The next job was better, but not enough better, and so I quit that one too. I spent one month seeing the country, and then I came back to my studio apartment in Hollywood and smoked cigarillos and drank 7-11 coffee and ate 7-11 donuts and read a lot.

Q. lived near me, in a stream-lined house in the Hollywood Hills, with a South American film star neighbor. He had a flexible schedule. He liked to have brunch and I was nearby and at loose ends. Q. had broken up with his ex-girlfriend by then, but he missed the sex.  We had brunch a lot. I paid sometimes, although he always offered. I think he liked that I would pay. He would tell me about the very beautiful woman, younger than me, he was chasing.
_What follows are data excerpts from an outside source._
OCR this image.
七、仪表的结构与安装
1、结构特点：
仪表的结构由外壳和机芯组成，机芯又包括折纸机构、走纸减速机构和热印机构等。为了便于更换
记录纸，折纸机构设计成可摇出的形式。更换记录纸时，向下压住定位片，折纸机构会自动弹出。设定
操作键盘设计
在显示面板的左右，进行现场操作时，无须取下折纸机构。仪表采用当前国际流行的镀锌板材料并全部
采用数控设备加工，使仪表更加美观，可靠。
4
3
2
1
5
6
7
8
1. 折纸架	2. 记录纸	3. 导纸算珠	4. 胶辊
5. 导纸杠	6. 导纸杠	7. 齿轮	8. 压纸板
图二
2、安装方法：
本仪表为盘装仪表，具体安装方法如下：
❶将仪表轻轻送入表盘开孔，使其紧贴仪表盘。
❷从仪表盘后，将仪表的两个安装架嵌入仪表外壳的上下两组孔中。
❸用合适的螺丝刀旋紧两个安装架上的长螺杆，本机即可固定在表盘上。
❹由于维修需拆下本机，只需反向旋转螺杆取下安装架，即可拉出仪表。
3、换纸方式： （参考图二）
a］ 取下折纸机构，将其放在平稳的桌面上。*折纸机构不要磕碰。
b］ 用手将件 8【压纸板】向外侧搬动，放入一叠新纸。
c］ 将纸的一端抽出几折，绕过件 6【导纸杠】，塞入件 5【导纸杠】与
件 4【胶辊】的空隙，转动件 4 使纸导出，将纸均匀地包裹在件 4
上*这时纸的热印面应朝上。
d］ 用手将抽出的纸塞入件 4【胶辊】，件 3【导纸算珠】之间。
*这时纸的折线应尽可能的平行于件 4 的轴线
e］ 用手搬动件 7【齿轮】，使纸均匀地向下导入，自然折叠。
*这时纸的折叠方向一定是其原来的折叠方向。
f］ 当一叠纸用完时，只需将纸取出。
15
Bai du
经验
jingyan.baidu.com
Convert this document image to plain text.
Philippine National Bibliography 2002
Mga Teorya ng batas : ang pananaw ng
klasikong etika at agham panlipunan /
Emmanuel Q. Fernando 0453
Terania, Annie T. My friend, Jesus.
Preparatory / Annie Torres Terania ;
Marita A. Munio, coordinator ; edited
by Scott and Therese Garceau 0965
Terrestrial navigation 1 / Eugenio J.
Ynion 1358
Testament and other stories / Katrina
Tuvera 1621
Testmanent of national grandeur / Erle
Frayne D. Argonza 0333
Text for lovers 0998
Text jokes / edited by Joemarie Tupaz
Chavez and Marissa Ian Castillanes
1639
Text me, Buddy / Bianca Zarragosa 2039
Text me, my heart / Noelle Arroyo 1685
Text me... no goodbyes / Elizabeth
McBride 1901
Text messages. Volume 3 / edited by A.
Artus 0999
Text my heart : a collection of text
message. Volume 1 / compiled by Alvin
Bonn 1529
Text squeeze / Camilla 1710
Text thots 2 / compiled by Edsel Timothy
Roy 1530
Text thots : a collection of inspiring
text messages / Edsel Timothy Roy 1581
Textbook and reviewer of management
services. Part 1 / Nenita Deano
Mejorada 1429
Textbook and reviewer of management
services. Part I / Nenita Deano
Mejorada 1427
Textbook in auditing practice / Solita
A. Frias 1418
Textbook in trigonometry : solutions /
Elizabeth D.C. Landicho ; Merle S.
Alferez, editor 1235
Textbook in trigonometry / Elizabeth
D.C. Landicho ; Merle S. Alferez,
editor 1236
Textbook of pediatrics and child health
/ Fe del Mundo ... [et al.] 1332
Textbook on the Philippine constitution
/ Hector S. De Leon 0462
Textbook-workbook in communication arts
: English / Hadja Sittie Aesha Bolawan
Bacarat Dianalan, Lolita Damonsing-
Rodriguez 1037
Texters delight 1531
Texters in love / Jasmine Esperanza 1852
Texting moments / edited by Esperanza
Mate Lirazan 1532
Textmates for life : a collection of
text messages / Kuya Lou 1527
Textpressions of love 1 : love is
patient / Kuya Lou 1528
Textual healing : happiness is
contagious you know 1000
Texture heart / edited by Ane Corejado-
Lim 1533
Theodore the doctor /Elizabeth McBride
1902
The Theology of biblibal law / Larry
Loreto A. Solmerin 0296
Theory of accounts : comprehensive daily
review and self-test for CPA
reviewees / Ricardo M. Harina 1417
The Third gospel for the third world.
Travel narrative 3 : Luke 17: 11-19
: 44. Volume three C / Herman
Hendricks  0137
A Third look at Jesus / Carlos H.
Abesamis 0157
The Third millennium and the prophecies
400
He was fond of her, not just her beauty, but he was not really nice in the way he talked about her. After brunch we would wander the streets. Q. liked shops that I thought were expensive and cheesy, but with him I liked them too. They made me feel calm.

During the day I had brunch with Q. and at night I read a blog written by a bunch of American men in Thailand paying to have their balls massaged. I felt like those guys would have hated me if they had known me, with my messy hair and my unshaven upper legs and the little mustache I didn’t do anything about, but on their blog they were very vulnerable and sweet. They were so happy in Thailand with the girls they paid and the girls they didn’t. Reading their posts calmed me. Out among the faded sky lurked wonders.

After brunch one day we were in a shop and it was an expensive shop and Q. pulled out a tight black dress and said, “You should try this on.” I tried it on. “You look hot,” Q. said. “I’ll buy it for you.” I bought it for myself. Part of me hoped that Q. would seduce me and love me forever and I would live in the Hollywood Hills and never work again, but we never even had sex. One day, I told Q. that I had bought a vibrator. He said, “You should be careful. I know a lot of porn girls who can’t come from regular sex anymore because they used their vibrator too much.”

When I quit smoking he said that it was a good thing to do, but also sad, because there was nothing sexier than a girl smoking.

I am telling you about Q. in a somewhat coarse way. I am telling you about the hard edges of his regard and not about how those brunches and walks were something I rested myself on as I tried to figure out what I was going to do next. It made me feel good for a long time that I had stayed friends with Q. It made me feel like maybe not as much of a fuck-up. But then I started to feel angry at how little he had cared, really, about the ways I was going under, about the ways I was bobbing to the surface again. And after another set of years it occurred to me to think how little of my feeling actually attached to him -- if he was drowning too, I would never have known.